According to Illinois Department of Public Health Director Dr. Ngozi Ezike, a vaccine engineered by Pfizer, which has seen a 90% efficacy rate in clinical trials, could be submitted for review by the Food and Drug Administration within the next two weeks.
Another vaccine, engineered by Moderna, has a 94% efficacy rate in clinical trials according to the company, and could follow suit in seeking FDA approval in early December.
If that approval process, which could take several weeks, ends up with the vaccines being approved for emergency use, Ezike says that state residents could begin getting the treatment by the end of 2020.
“If everything goes well, and the FDA looks at all those materials favorably, we could have the Pfizer vaccine by the end of December, and we could have the Moderna vaccine at the beginning of January,” she said.
Under the state’s current vaccination plans, healthcare workers and residents of congregate care facilities like senior citizen living centers will be among the first to get the vaccine, with first responders and other state residents following as the state receives more doses of the treatment.
Dr. Allison Arwady, director of the Chicago Department of Public Health, says that the city will follow a similar path, with the city planning to receive approximately 150,000 doses in the first wave of vaccines after FDA approval.
Those initial doses will go to healthcare workers and to other employees in hospitals that have been on the front line of the fight against coronavirus, according to Arwady.

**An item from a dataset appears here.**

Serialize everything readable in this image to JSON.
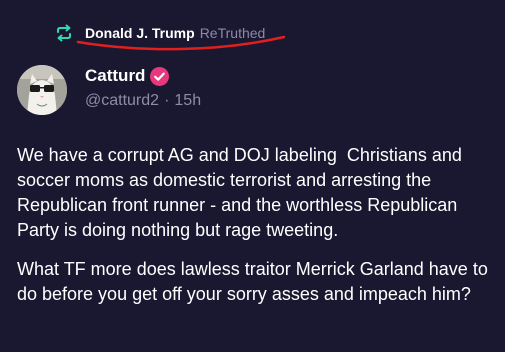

After that, first responders and residents and employees of long-term care facilities would be next in line to receive the virus.
The city says it is working on plans to help expedite the process of getting the vaccine out, expanding the capacity of facilities that will store the vaccines at the low temperatures that the drug will require. Even so, officials warn that it will likely be the spring or summer of 2021 before the vaccine is available for widespread distribution.
“Even if we are receiving doses by the end of the year, it’s going to be months before we have the amount of vaccine before we can start talking about vaccinating hundreds of thousands of Chicago residents,” Arwady said.